Hints, Tips and Tricks

I thought it might be fun and interesting to post some OpenRefine hint/tip/tricks. I’m going to try to post one every week on a Friday - at least for as long as I can keep it going… so here goes with my first one:

The GREL length() function can be used to check the length of an array. It’s surprisingly useful in a wide variety of scenarios. For example:
value.find("string").length()
or
value.find(/regular expression/).length()
can be used in a custom text facet to see how often a particular string or regular expression appears in each cell.

One of the scenarios I use it often is to check for matches in another project using:
cell.cross("project name","column name").length()

Because the cross() function returns an array of rows from the named project which have a match, the length() of the array is the number of matches - you can use this to find situations where there are either more or fewer matches than expected.

If you have your own hints/tips/tricks that you use and feel others would find useful - please feel free to share them in this topic!

3 Likes

Nice post @ostephens and hello! I recently used VLOOKUP in Google Sheets to compare values in one sheet’s column with values in another sheet’s column and indicate if there is a match. It sounds like a combination of what you provided will work in the same fashion? I found this post from @Martin I believe vlookup in google refine ~ RefinePro Knowledge Base for OpenRefine. I did this on DOIs pulling from two different databases.

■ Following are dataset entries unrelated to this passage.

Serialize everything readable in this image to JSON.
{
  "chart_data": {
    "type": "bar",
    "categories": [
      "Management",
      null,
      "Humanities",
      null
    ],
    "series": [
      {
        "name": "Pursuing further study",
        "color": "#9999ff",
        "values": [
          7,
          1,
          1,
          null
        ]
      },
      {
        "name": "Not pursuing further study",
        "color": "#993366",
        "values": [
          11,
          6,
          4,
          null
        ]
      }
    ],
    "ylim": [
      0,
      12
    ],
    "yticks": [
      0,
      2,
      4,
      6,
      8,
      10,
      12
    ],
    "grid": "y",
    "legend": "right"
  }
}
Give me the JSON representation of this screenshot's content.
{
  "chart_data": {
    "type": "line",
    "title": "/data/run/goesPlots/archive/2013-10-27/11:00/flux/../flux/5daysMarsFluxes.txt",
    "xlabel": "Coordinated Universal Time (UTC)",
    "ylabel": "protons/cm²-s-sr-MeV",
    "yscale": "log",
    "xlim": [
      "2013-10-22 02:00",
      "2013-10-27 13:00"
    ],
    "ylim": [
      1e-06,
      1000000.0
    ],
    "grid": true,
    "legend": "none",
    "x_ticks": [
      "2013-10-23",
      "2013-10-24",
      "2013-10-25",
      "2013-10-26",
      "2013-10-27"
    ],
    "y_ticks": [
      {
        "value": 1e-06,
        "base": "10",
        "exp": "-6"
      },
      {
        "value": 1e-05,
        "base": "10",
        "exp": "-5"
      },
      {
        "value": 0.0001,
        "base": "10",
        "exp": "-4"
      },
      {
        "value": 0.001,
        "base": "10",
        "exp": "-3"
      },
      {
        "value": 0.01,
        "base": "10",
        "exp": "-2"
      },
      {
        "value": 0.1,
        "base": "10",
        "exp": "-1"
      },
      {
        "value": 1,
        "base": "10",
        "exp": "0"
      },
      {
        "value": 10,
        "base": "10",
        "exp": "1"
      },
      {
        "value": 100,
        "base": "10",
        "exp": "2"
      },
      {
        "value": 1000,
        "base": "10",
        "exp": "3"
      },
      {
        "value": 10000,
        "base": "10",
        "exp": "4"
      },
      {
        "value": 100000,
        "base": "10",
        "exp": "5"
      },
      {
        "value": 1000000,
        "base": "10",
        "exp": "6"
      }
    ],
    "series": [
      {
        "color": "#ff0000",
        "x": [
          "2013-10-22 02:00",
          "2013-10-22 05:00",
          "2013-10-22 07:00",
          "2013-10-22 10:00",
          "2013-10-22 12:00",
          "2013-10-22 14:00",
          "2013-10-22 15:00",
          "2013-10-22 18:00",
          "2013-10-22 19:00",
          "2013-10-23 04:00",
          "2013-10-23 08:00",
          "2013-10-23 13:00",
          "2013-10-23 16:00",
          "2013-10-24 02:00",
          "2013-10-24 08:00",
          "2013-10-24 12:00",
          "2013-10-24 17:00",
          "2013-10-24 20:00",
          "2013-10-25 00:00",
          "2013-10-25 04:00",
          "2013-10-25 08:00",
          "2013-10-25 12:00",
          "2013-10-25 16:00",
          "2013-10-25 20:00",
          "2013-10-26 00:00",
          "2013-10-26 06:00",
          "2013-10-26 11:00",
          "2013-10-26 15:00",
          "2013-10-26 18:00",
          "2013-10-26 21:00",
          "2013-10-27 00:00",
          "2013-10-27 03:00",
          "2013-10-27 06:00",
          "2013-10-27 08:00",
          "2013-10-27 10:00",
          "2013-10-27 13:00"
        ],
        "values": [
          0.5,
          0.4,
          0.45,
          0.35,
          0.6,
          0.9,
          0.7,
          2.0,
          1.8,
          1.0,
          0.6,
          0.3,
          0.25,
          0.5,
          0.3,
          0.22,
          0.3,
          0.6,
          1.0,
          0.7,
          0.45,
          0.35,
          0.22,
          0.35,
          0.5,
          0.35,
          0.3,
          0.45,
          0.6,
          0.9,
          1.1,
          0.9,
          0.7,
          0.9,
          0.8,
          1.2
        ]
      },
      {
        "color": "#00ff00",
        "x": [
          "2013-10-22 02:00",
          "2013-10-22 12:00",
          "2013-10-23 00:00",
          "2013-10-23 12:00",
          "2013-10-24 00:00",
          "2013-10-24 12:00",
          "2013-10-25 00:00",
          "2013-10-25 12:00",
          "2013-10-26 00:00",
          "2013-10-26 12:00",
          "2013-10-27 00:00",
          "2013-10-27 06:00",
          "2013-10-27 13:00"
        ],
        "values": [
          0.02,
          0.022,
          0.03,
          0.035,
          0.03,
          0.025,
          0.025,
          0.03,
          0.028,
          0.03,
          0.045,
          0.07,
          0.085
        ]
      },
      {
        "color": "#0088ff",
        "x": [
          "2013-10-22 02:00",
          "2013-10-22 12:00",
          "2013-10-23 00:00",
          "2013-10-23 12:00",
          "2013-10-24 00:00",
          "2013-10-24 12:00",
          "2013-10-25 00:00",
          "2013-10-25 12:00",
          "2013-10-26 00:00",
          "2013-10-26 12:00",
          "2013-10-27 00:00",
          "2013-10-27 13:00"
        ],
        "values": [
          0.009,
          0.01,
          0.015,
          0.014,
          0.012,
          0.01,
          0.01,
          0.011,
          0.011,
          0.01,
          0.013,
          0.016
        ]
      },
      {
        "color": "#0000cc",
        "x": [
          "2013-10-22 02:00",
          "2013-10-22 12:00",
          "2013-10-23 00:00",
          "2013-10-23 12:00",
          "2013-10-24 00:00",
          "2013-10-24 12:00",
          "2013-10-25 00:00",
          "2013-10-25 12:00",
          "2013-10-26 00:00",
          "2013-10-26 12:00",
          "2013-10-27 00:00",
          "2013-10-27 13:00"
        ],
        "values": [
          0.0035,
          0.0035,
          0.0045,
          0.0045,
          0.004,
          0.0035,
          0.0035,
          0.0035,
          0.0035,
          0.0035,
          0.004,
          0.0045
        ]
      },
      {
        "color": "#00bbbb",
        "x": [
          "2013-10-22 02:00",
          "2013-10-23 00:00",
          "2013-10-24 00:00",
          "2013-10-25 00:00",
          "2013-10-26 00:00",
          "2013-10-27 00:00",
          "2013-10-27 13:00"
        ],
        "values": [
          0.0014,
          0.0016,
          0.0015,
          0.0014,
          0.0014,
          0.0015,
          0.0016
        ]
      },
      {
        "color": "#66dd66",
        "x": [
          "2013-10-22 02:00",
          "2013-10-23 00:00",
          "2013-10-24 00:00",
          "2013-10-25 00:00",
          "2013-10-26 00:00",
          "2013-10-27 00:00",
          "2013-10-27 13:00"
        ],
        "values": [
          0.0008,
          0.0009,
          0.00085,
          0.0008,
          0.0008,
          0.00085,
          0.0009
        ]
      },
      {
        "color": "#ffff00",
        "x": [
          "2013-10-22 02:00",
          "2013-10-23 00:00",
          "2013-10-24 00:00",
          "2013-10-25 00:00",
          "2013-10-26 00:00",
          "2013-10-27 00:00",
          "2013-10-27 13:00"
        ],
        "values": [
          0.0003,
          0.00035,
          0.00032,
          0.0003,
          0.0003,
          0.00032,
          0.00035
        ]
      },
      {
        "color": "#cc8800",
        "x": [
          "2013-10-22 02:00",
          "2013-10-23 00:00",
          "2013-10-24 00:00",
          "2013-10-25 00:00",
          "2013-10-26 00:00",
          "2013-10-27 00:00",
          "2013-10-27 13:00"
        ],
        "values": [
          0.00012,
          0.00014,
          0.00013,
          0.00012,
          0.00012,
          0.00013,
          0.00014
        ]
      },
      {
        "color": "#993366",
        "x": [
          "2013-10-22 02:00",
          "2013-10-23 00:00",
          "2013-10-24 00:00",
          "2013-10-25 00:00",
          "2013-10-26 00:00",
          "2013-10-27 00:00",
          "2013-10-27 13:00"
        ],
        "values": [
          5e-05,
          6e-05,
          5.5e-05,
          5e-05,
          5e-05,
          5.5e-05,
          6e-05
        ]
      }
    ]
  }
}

Also curious if you can merge the two export files based on this condition, so you have a CSV export from database 1 that has a column with DOIs and you have the same from database 2. I did this work outside of OpenRefine in Google Sheets but it would be nice to know if you can do it within OpenRefine.

2 Likes

Yes cross is very similar to. VLOOKUP. You can also use 'cross' within a single project - you just need to put in the current project name in the cross function arguments.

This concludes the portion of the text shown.